The measured energy of the stike is not the point here. The point is to try
and prevent the charge build up to where the strike ocurrs.

-0-
The point (no pun intended) is to bleed off the
charge faster than the ground charge builds, whether it be moving into the
area, building up, or both.  If that charge is building on the object faster
than it can be bled off and a feeder is produced that connects then the
object will be hit.  When that strike ocurrs the current comes from an area
considerably larger than the tower and contains far more energy than would
have been available from the tower.

-0-

It's all well and good to try and bleed off charge via lightning rods...even
'fattened' ones like porcupines.  But those rods have a fixed ability to
handle
the discharge of an approaching charged cloud.  Lifetime of a porcupine with
a
direct strike is measured in nS.

Fast moving, highly charged clouds WILL overwhelm them.  There WILL be a
strike-leader,
and then a main strike.  It's only a question of when and how often.

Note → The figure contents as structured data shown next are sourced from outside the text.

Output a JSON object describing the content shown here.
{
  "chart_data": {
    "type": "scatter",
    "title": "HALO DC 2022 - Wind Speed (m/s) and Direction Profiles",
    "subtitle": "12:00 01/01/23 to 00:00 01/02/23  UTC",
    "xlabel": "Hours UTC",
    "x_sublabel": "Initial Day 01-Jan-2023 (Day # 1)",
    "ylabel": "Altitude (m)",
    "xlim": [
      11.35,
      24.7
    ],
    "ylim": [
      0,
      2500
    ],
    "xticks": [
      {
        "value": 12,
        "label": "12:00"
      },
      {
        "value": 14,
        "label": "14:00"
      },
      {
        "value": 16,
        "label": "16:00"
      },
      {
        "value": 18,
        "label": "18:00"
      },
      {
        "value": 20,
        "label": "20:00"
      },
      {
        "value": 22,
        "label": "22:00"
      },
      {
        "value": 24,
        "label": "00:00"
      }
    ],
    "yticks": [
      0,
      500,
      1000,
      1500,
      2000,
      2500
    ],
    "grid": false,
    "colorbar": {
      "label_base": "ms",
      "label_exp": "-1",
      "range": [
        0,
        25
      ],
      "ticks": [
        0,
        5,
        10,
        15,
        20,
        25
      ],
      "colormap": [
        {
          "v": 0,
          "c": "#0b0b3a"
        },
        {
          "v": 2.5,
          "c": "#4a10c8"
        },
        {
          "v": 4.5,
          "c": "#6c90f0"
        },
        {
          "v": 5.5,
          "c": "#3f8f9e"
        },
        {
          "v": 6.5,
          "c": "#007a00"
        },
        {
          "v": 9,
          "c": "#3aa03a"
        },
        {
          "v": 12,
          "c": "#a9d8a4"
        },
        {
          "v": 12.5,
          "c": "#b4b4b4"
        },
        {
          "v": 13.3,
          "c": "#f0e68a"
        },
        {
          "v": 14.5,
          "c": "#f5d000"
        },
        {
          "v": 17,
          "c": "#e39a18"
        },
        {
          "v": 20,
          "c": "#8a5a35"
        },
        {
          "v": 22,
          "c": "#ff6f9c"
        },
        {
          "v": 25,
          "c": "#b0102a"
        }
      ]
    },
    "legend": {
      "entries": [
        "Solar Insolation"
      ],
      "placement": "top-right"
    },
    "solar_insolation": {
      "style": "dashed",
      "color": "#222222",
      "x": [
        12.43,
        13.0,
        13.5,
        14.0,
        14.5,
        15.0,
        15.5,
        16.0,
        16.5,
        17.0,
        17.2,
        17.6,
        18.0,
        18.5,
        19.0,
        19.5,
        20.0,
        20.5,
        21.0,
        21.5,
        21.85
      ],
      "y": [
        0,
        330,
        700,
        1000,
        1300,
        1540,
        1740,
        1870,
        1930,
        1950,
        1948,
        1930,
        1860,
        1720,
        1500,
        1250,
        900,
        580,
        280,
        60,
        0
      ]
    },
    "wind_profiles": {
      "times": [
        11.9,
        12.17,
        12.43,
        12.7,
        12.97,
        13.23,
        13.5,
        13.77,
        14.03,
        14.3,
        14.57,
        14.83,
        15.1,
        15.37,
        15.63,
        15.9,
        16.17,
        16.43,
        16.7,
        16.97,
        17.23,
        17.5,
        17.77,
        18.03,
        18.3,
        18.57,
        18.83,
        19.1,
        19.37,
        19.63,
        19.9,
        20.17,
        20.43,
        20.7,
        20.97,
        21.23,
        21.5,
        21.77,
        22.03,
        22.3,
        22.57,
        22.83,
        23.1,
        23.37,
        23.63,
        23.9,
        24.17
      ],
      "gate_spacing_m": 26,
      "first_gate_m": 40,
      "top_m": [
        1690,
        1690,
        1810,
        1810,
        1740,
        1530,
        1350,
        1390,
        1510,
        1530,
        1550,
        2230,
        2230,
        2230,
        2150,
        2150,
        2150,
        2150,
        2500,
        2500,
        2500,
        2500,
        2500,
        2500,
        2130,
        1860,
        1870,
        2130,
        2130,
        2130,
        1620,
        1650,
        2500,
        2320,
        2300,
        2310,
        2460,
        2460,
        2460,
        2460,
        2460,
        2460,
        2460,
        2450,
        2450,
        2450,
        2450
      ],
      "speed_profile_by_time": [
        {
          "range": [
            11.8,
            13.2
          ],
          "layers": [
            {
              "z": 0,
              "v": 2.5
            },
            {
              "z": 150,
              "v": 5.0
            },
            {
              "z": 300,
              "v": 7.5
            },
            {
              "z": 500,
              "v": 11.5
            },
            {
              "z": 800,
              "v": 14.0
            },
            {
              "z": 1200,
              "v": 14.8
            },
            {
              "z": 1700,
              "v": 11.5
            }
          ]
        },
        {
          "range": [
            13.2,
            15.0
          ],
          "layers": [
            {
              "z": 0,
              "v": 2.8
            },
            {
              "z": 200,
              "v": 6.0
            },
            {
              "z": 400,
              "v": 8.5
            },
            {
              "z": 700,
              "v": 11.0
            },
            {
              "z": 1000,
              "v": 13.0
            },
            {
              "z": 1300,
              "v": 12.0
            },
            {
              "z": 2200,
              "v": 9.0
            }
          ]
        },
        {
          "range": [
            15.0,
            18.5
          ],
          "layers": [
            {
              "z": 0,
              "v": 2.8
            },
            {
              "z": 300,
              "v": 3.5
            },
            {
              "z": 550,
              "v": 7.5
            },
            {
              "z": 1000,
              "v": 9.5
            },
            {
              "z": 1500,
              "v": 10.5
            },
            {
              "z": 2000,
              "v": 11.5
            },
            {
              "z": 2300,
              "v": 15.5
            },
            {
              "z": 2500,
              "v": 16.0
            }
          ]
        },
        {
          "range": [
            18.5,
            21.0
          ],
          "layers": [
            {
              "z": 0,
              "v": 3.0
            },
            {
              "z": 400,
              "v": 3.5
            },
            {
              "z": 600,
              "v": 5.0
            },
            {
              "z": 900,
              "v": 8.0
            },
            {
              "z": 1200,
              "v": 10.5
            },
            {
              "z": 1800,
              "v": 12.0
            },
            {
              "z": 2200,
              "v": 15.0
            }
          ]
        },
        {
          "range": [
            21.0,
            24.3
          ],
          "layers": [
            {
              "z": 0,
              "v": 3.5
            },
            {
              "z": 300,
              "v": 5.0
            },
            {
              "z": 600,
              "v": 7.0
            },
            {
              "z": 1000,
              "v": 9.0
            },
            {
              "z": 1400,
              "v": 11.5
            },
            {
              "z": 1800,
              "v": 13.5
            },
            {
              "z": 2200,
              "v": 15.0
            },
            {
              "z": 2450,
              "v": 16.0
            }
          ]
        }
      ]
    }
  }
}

There is a reader of this reflector, who has observed approaching squalls
with strikes
cease striking, as they approached his multi-tower antenna field.  Even he
wouldn't assert
that he'd never been struck because of the extensive protection system.

There are too many variables in this problem to assert anything as
certain--except, in my
opinion, the liklihood that you'll be struck if you wait long enough.  Will
a topside lightning
rod..or multi-rod-porcupine statistically reduce the number of
strikes...probably.  Will it be
material?   Ya pays yer money and takes yer chances.

In my view, the upper antenna and all coax and control cables on the tower
are sacrificial.
Get the tower as far from structures as you can...ground well at the tower.
You can protect from
'secondary strikes', or induced current from a nearby primary strike, but
that's about it.
After that, it's just cleanup.

Be glad you're not on a sailboat at sea.  That problem is worse.  I've been
in the middle of a
super-cell, with cloud to cloud lightning arcing above us over a 10 mile
distance...instruments
and nav lights off...and all were blinking and banging full scale with the
strikes.  Subsequently
decided to keep a change of knickers in my sailing bag.